For hospitals using quaternary ammonium disinfectants, quat absorption by cleaning clothes is also a concern because to achieve disinfection, the appropriate level of disinfectant must be applied to surfaces. Some factors impacting quat absorption include the volume of disinfectant per cleaning cloth, the fabric type and the time spent in disinfectant solution. Simple solutions to the issue include using automated dispensing systems and pre-mixed solutions ensure that the chemistry is mixed correctly and at the right concentration and to use microfiber clothes and mops.

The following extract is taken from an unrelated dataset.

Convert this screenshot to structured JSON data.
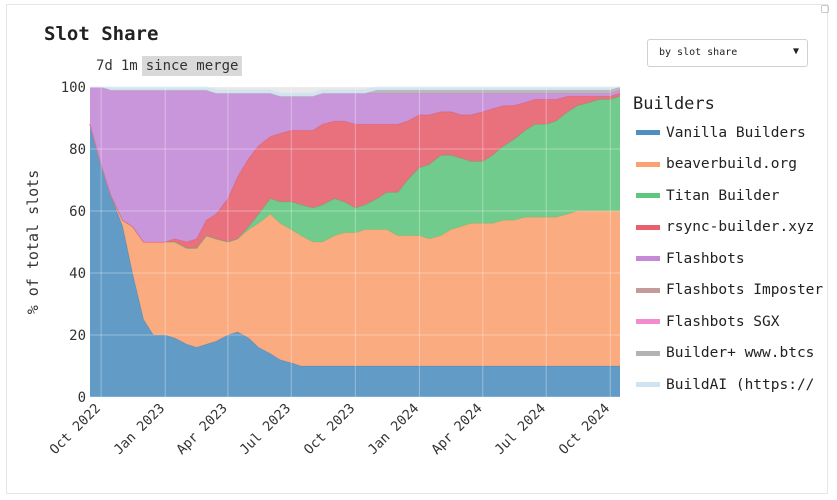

Microfiber technology is significantly improving cleaning and decontamination capacity because fibers are split and form a woven fabric which allows 40 times more surface area coverage than cotton fiber. In fact, new technology features synthetic fibers that measure less than 1 denier, less than one-hundredth the size of a human hair. Microfiber clothes are also more sustainable. Assuming you are currently using string mops and changing solution every three rooms, using microfiber mops you can:
- Reduce water usage by 94 percent
- Reduce chemical usage on floors by 85 percent
- Reduce Chemical usage on surfaces 74 percent
Altough simple answers are not always easy to come by, continuing to question our performance and ask how we can do better is our best path toward finding solutions. Some lessons we learned at Advocate Christ Medical Center were that monitoring does improve cleaning and reduce overall room bioburden but that training and housekeeper buy-in is critical as is a standardized, programmatic approach. Healthcare organizations cant just adopt one piece and assume things will change infection prevention is a complex puzzle but one that we can solve.
Karen Martin MPH, RN, CIC, is director of infection prevention at Advocate Christ Medical Center.